You are given an n x n 2D matrix representing an image, rotate the image by 90 degrees (clockwise).

You have to rotate the image in-place, which means you have to modify the input 2D matrix directly. DO NOT allocate another 2D matrix and do the rotation.

For example:

Thought Process

• All rotations are essentially composite reflections (A composite transformation is when two or more transformations are combined to form a new image from the preimage); in this case, a reflection across the diagonal line of symmetry, then a reflection across the vertical line of symmetry.

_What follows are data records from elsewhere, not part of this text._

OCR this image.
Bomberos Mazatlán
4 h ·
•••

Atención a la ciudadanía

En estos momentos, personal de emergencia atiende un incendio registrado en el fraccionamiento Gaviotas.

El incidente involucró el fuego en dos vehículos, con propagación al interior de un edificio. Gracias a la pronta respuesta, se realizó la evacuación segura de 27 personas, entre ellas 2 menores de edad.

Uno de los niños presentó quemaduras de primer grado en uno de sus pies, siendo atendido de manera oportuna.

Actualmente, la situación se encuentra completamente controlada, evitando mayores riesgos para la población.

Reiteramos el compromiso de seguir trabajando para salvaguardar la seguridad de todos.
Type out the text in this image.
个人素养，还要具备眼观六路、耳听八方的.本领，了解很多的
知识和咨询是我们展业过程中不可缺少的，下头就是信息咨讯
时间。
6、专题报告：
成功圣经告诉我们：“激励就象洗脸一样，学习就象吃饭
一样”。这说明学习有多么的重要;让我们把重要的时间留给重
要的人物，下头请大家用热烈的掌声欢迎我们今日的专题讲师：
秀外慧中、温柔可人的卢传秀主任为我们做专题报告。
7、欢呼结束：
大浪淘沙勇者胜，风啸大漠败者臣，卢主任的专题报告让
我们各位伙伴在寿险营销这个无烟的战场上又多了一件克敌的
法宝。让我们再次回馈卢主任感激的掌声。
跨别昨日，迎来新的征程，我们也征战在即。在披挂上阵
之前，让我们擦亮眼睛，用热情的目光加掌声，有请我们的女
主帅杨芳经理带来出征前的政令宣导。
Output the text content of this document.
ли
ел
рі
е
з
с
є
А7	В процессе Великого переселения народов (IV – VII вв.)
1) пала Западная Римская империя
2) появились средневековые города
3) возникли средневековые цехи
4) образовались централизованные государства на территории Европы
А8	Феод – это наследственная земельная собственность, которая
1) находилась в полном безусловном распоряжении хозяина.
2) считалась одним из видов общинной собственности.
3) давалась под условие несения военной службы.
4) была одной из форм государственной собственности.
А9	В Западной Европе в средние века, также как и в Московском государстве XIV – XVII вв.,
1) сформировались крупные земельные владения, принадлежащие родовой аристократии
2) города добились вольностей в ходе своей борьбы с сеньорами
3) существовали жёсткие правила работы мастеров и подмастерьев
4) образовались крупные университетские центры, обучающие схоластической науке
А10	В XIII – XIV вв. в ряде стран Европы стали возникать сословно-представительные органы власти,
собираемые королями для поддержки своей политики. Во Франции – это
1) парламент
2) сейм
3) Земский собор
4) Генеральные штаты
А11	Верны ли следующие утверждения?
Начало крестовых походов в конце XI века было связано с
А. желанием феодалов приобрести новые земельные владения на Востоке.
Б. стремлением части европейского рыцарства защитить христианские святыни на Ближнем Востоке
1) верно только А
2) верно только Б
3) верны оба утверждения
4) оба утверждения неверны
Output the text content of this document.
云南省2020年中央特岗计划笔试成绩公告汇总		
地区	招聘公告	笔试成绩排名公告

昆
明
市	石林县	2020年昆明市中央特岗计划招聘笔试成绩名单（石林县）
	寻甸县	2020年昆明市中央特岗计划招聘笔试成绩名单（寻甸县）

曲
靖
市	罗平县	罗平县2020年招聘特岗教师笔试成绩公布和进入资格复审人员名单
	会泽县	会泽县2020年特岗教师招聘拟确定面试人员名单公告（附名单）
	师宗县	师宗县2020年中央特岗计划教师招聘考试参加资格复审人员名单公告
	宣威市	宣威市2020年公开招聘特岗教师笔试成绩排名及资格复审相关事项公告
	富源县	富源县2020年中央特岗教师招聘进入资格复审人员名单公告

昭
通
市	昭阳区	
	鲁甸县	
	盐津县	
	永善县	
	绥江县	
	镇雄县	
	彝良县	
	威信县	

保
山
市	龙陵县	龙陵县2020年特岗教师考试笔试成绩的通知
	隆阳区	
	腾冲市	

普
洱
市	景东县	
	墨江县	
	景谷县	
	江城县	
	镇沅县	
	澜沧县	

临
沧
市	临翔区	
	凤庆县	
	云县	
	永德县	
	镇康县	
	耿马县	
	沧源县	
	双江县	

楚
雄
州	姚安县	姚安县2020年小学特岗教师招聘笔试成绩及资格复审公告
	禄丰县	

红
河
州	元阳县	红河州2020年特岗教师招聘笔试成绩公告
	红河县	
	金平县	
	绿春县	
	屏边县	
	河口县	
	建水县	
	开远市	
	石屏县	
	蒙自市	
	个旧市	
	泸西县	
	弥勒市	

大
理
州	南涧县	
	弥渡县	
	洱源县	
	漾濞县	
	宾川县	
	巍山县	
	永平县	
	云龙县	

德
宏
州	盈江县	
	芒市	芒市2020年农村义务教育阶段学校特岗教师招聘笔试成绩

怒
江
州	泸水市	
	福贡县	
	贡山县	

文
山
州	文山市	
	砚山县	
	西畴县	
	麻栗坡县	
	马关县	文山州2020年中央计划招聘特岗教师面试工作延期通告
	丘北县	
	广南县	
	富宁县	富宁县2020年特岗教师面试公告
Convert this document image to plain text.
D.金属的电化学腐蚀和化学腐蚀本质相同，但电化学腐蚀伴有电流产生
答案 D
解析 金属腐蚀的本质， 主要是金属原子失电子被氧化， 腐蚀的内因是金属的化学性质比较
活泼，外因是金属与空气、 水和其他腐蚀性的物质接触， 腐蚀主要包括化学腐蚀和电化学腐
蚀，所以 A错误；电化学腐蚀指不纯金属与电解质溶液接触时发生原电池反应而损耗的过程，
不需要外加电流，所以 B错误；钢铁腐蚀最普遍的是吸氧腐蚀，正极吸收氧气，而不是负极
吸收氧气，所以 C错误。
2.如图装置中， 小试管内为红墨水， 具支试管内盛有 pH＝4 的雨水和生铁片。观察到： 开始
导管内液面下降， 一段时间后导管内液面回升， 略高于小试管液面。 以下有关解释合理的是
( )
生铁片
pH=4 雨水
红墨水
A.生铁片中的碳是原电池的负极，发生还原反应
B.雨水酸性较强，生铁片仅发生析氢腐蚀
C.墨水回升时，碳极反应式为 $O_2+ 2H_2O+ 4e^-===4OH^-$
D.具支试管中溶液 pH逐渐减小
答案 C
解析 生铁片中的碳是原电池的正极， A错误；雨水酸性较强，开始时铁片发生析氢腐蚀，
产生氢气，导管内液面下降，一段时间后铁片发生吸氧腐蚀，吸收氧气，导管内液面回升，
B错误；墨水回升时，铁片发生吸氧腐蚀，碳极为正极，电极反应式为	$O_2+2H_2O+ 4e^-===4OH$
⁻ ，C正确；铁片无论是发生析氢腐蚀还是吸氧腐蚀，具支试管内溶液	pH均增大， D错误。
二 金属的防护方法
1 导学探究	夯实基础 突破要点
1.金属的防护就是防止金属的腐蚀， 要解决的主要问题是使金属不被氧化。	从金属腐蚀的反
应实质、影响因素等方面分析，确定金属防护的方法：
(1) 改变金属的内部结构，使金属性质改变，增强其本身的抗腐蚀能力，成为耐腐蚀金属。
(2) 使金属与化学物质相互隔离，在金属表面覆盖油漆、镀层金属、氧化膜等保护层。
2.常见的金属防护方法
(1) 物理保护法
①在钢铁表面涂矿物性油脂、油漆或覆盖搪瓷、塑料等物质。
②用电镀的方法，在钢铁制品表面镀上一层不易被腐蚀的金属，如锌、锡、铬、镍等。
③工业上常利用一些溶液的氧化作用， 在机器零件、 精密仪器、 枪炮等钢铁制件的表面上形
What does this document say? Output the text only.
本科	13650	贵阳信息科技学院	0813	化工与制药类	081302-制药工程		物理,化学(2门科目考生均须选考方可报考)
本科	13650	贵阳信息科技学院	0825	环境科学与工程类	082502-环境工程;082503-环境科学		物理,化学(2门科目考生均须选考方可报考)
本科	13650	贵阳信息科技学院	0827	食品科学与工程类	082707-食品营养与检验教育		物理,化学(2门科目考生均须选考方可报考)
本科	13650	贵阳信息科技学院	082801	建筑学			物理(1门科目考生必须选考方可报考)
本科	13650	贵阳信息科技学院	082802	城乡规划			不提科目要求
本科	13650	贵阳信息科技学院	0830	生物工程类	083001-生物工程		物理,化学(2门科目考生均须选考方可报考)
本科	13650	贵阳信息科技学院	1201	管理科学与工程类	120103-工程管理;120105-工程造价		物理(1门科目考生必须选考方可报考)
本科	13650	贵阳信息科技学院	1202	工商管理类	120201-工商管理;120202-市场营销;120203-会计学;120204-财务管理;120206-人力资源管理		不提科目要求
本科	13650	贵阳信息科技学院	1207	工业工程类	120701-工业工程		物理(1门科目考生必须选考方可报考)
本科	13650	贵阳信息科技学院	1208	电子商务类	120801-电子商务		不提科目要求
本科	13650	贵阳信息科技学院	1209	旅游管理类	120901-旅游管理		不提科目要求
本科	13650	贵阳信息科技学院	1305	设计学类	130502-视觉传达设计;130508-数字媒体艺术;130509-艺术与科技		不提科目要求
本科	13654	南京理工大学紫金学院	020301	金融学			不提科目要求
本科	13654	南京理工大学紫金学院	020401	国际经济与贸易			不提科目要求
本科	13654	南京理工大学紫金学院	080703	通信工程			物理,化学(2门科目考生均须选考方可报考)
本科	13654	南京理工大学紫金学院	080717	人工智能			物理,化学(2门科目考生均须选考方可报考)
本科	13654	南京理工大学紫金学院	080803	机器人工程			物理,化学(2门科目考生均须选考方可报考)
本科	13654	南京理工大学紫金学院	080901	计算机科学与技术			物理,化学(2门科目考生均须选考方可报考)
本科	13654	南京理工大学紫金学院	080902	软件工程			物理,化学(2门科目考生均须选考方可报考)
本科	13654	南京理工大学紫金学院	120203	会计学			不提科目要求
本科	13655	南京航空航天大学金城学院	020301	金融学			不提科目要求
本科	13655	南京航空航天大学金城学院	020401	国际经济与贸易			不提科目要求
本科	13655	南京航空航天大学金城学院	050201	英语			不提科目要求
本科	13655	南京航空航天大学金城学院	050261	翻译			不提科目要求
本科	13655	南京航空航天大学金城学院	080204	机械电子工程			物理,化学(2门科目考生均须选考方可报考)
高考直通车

• Notice how we can trasform each row of the matrix into a corresponding column (i.e. the diagonal transofrmation)

• After transforming the rows to columns, we can flip the columns in a horizontal fashion (i.e. across the vertical line of symmetry)

• It is important to consider when swapping horizontally, you only go until the halfway point of each row.

Solution

class Solution:
    def rotate(self, matrix: List[List[int]]) -> None:

        N = len(matrix[0])
        
        
        #turning rows in columns (reflection across 
        #diagonal)
        for i in range(len(matrix)):
            for j in range(i,len(matrix[0])):
                temp = matrix[j][i]
                matrix[j][i] = matrix[i][j]
                matrix[i][j] = temp
                
        #flipping across the vertical line of symmetry
        for i in range(len(matrix)):
            for j in range(len(matrix[0])//2):
                temp = matrix[i][N-1-j] #gets the postion on the opposite end
                matrix[i][N-1-j] = matrix[i][j]
                matrix[i][j] = temp
        print(matrix)

Key Facts

• We are transforming each row in the source matrix to the required column in the final matrix

• We are turning corresponding rows into columns with a reflection across the diagonal. We are then performing a reflection across the vertical to flip the elements horizontally in each row.

  • Turning rows into columns - swap(array[i][j], array[j][i]

  • Horizontally flipping - swap(array[i][j], array[i][N - 1 - j]

Time Complexity

• Time: $O(n^2)$

• Space: $O(1)$